The Penal Code also differentiates penalties for small and large quantities of drugs. The minimum penalty for a non-negligible quantity for personal consumption is fine, while for larger quantities, the minimum is imprisonment.
For a first offence, penalties may range from one to two years in prison. For a second offence, penalties range from three to five years in prison. The Penal Code also applies to supplying drugs to a large number of people.
Penalties for trafficking
Whether you are charged with marijuana trafficking or a possession crime, it is important to know that the penalties vary by state. Penalties can range from a minimal fine to several years in prison. There are also legal defenses that you can use in your case.
The best possible scenario for a first time marijuana offender is a minimum fine of $1,000. However, it is not uncommon for penalties to be much more expensive. If you are charged with trafficking more than 10,000 pounds of marijuana, you can face a minimum of two years in prison and a fine of more than $200,000. If you are charged with trafficking less than a hundred pounds of marijuana, you could face a minimum of two months in prison and a fine of up to $500.
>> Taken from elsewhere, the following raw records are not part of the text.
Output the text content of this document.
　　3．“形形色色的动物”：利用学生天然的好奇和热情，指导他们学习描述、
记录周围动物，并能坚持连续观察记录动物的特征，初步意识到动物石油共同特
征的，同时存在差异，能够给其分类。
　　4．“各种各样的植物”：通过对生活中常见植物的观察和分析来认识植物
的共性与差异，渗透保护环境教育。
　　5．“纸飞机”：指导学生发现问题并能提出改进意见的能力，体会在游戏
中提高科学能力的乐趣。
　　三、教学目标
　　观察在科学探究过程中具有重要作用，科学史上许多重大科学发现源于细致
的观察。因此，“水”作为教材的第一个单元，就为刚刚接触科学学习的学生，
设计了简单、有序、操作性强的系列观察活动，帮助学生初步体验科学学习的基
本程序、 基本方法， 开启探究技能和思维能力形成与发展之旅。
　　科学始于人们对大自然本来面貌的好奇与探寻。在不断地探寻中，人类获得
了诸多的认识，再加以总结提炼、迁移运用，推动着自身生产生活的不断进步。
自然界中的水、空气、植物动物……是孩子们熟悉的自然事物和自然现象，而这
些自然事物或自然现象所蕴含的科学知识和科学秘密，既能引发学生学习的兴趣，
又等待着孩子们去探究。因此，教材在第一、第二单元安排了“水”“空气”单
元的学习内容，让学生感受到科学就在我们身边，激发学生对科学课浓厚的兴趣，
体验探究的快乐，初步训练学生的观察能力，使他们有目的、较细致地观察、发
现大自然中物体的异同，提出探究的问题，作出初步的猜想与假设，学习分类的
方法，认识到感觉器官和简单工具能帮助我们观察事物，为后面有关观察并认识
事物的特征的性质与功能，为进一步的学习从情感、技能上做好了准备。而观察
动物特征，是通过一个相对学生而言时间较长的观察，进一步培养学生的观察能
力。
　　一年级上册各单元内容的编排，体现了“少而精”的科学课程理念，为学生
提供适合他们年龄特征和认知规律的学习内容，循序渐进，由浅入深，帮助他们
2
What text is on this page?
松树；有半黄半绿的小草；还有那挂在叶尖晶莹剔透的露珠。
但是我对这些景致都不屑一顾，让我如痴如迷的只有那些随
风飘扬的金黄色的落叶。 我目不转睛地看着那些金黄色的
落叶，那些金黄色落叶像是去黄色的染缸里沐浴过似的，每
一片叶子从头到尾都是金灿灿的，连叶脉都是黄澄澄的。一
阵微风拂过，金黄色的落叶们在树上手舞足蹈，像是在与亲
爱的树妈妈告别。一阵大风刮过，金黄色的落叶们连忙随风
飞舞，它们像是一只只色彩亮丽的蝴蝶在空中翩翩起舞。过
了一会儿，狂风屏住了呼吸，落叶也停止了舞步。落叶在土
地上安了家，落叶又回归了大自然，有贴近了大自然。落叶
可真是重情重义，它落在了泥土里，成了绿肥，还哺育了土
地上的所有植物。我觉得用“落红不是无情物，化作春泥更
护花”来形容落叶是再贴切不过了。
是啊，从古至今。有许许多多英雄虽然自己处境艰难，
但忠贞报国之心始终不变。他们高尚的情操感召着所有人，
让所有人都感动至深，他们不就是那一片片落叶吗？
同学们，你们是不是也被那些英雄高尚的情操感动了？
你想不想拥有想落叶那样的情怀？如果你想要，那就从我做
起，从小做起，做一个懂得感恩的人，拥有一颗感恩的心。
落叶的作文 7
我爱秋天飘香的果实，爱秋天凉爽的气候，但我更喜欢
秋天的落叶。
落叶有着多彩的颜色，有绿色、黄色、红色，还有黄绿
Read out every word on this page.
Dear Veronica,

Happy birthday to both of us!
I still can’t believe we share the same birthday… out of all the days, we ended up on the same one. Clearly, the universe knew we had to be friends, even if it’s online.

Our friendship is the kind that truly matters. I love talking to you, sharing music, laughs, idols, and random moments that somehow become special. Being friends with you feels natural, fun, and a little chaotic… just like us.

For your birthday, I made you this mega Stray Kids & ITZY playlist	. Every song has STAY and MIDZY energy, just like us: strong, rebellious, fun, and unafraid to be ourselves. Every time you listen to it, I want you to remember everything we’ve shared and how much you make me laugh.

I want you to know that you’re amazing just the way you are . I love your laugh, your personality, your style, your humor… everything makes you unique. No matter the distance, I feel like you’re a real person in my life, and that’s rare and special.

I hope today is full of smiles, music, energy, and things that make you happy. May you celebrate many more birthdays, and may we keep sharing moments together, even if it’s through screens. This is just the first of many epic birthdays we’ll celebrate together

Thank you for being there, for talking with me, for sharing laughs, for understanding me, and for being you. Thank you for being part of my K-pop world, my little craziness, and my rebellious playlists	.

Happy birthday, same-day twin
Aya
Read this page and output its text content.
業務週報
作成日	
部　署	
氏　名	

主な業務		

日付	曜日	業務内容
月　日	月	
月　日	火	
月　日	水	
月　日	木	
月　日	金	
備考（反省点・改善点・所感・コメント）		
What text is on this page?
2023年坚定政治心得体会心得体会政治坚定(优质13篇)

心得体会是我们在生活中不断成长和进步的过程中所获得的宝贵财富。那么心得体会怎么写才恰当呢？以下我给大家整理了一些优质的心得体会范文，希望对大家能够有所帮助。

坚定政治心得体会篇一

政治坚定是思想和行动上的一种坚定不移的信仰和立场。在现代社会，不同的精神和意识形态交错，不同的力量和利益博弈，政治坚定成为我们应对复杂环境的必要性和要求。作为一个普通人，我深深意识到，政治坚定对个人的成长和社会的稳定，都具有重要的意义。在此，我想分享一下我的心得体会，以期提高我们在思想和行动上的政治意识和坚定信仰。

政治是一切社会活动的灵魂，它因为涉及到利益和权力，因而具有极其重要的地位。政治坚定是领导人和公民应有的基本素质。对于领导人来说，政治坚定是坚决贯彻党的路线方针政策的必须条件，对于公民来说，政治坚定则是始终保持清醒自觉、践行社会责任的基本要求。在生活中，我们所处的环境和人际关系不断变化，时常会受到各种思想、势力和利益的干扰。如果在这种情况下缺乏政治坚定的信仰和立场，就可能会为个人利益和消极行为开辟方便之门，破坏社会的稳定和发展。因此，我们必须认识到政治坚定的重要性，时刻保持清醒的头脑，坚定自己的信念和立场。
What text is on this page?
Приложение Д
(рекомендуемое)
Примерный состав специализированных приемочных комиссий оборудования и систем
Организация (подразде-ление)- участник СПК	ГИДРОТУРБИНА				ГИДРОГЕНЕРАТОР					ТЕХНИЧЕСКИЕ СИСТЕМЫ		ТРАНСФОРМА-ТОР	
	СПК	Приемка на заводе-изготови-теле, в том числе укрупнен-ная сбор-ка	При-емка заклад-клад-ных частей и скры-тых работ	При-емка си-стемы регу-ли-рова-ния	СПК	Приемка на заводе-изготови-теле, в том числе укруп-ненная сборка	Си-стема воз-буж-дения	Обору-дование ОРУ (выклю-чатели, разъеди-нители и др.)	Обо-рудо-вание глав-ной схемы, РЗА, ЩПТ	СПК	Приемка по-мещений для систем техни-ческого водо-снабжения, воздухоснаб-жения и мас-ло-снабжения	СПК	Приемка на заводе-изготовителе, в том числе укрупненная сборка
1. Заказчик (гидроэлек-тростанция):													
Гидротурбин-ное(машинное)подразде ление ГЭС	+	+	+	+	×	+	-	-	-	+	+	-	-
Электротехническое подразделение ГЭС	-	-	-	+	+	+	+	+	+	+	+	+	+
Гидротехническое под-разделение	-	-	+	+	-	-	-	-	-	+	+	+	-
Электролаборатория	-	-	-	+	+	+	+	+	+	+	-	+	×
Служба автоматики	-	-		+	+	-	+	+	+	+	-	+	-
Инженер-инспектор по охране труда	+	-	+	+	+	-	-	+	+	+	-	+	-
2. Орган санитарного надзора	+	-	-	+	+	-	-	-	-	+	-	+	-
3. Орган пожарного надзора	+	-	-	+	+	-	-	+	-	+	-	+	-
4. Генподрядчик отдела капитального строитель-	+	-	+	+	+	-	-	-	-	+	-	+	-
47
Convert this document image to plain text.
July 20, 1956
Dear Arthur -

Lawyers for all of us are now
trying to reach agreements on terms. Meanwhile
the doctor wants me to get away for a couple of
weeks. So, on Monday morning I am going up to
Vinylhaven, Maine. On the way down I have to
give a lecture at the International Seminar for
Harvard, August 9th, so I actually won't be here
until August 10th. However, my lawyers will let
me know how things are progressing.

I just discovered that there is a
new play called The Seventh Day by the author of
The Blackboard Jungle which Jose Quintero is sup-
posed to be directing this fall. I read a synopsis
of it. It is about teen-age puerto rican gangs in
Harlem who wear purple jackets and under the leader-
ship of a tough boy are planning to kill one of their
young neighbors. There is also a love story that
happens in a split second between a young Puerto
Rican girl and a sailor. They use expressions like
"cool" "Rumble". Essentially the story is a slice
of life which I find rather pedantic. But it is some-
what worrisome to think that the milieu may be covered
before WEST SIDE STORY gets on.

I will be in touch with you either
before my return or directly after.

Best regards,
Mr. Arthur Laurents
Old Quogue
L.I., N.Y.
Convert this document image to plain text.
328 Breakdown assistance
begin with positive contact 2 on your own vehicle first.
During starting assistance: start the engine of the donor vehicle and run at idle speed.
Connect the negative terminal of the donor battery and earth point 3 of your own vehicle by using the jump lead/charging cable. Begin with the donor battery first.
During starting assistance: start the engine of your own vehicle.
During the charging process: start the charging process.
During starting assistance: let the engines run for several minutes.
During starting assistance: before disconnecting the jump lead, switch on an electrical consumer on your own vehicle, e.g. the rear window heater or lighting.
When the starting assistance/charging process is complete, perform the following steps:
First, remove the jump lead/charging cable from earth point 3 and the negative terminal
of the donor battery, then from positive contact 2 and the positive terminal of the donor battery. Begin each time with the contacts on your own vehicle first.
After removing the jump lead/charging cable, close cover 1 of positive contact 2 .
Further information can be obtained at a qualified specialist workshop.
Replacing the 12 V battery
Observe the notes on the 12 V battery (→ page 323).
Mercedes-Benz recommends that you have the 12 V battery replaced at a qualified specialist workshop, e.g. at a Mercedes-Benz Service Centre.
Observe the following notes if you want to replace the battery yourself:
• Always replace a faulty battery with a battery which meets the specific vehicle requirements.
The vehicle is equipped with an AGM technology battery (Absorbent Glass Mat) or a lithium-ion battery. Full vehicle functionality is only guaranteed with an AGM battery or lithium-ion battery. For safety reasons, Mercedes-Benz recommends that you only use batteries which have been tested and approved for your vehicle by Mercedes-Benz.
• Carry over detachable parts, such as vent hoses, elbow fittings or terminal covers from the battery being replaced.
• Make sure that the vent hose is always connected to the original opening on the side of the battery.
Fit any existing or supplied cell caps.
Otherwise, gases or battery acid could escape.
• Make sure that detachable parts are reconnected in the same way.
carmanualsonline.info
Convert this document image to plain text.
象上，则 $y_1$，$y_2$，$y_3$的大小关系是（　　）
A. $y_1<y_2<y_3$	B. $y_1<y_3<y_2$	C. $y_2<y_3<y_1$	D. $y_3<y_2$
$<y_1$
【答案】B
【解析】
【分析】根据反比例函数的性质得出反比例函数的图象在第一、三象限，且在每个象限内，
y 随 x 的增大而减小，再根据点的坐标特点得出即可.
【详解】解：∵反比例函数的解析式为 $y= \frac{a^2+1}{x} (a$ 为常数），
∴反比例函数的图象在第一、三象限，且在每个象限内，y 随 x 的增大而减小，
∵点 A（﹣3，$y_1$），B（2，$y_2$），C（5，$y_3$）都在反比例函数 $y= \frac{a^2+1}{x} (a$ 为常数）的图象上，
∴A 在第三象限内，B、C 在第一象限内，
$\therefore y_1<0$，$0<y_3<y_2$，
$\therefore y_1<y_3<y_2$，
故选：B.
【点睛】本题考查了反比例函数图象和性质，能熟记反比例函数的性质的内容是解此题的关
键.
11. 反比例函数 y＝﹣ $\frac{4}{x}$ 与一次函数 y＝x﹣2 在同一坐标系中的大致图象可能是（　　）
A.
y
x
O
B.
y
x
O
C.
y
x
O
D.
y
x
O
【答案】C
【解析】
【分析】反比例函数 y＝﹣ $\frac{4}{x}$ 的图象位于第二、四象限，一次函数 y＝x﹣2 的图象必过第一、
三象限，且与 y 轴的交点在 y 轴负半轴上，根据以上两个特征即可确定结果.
Alternatives to decriminalization
Various state and local governments are taking steps to reduce the impacts of marijuana arrests. These include allowing judges to require drug education for minors, as well as deferring sentences for marijuana possession. However, some states still consider marijuana a criminal offense.
In the United Kingdom, possession of less than an ounce is a simple infraction. Similarly, the Netherlands does not enforce fines for simple possession of marijuana. In fact, the Netherlands does not even have a law that prohibits its use.
Laws that prohibit marijuana possession are enforced sporadically. Criminal penalties have little deterrent effect. However, the relationship between cannabis and violence is unclear. And, in general, people’s decisions about marijuana use are driven by perceptions of health risks and social acceptability.
Legal access to medical marijuana for patients with a variety of conditions
Increasingly, patients are seeking legal access to medical marijuana for a variety of conditions. A number of studies have been conducted to explore the characteristics of patients. These studies vary in size and scope, and some include only patient-reported data. Others focus on patients outside the United States.
Two studies analyzed data from a state-run patient registry. The data was used to explore the primary reasons patients sought medical cannabis. Among patients, the most common primary reasons were unspecified chronic pain and anxiety. A third reason was depression.
A significant difference between the general population and medical cannabis users was found in the number of comorbid conditions reported by patients. Patients reported 2.7 comorbid conditions on average.
Most of the primary conditions reported were related to anxiety, depression, and post-traumatic stress disorder. Patients also reported other comorbid conditions. A total of 61,379 patients were included in the analysis.